WITH bm25 as ( SELECT (_score - MIN(_score) OVER ()) / (MAX(_score) OVER () - MIN(_score) OVER ()) as _score, title FROM fs_search WHERE MATCH("content", 'knn search') ORDER BY _score DESC ), vector as ( SELECT _score, title FROM fs_search WHERE KNN_MATCH( xs, [vector...], 15 ) ) SELECT a * bm25._score + (1 - a) * vector._score as hybrid_score, bm25._score as bm25_score, vector._score as vector_score, bm25.title FROM bm25, vector WHERE bm25.title = vector.title ORDER BY hybrid_score DESC
With α = 0.4
+----------------------+-------------+--------------+----------------------------------------------------------------+ | hybrid_score | bm25_score | vector_score | title | |----------------------|-------------|--------------|----------------------------------------------------------------| | 0.7440367221832276 | 1 | 0.57339454 | knn_match(float_vector, float_vector, int) | | 0.4868442595005036 | 0.5512639 | 0.4438978 | Searching On Multiple Columns | | 0.4716400563716888 | 0.56939983 | 0.40646687 | array_position(anycompatiblearray, anycompatible [, integer ] )| | 0.4702456831932068 | 0.55290174 | 0.41514164 | Text search functions and operators | | 0.4677474081516266 | 0.5523509 | 0.4113451 | Synopsis | +----------------------+-------------+--------------+----------------------------------------------------------------+
Note: In this example we join by title, but as they are in the same table, we could have used the internal _id column.
Reciprocal rank fusion
We will use RANK window function to assign a rank to every row, note how we don't care about normalizing bm25 score here.

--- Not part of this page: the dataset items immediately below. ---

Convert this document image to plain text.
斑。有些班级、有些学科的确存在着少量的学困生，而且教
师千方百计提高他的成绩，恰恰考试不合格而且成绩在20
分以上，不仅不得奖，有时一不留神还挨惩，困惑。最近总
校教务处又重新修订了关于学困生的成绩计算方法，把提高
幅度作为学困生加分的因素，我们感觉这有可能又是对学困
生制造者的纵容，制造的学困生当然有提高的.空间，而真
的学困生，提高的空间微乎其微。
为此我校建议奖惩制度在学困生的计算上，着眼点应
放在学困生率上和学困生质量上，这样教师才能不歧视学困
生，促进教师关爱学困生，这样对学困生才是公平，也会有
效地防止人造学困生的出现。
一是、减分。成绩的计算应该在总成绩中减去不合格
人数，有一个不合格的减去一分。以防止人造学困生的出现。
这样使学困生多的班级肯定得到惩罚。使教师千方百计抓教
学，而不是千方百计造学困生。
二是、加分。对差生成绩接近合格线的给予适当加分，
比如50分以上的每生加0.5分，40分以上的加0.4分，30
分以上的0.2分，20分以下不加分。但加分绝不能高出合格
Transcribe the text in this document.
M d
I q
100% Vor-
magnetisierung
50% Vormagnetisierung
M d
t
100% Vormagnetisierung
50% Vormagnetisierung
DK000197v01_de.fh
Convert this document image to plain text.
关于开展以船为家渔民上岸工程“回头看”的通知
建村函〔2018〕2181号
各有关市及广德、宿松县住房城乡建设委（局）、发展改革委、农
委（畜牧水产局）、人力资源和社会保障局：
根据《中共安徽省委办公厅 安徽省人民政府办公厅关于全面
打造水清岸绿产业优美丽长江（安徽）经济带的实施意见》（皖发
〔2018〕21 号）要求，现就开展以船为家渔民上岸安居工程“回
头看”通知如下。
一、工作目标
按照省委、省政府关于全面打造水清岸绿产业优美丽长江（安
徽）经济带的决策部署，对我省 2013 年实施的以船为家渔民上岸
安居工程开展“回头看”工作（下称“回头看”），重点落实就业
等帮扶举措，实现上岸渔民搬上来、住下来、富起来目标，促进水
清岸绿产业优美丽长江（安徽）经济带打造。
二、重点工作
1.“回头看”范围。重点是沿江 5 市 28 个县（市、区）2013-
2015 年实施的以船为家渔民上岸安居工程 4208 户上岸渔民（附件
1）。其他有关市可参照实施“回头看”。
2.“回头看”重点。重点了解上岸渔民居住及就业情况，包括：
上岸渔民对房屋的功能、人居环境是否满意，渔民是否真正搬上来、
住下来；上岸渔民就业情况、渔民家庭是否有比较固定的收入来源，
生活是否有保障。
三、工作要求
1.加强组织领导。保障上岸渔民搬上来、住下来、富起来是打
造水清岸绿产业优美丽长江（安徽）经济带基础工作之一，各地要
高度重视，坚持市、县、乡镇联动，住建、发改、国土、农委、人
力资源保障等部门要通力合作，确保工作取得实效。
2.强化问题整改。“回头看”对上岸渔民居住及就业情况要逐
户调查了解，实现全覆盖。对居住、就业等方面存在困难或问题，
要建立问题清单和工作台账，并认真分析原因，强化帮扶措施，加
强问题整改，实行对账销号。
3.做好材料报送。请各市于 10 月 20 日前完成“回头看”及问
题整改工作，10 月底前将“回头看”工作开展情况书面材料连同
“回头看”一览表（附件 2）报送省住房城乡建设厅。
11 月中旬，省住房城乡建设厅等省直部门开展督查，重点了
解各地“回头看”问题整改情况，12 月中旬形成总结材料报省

WITH bm25 as ( SELECT _score, RANK() OVER ( ORDER BY _score DESC ) as rank, title FROM fs_search WHERE MATCH("content", 'knn search') ORDER BY _score DESC ), vector as ( SELECT _score, RANK() OVER ( ORDER BY _score DESC ) as rank, title FROM fs_search WHERE KNN_MATCH( xs, [vector...], 15 ) ) SELECT TRUNC((1.0 / (bm25.rank + 60)) + (1.0 / (vector.rank + 60)), 6) as final_rank, bm25.rank as bm25_rank, vector.rank as vector_rank, bm25.title FROM bm25, vector WHERE bm25.title = vector.title ORDER BY final_rank DESC
+------------+-----------+-------------+----------------------------------------------+ | final_rank | bm25_rank | vector_rank | title | |------------|-----------|-------------|----------------------------------------------| | 0.032786 | 1 | 1 | knn_match(float_vector, float_vector, int) | | 0.031054 | 7 | 2 | Searching On Multiple Columns | | 0.030578 | 8 | 3 | Usage | | 0.028717 | 5 | 15 | Text search functions and operators | | 0.02837 | 10 | 11 | Synopsis | +------------+-----------+-------------+----------------------------------------------+
Note: final_rank is truncated for convenience.
Summary
In this article, we covered the concept of hybrid search in CrateDB, combining results from different search methods to get more relevant results leveraging semantic and lexical search. CrateDB is a great database for creating products with this technique due to its strong resiliency, fast queries thanks to its unique index-all, SQL language, and its rich and complete data types.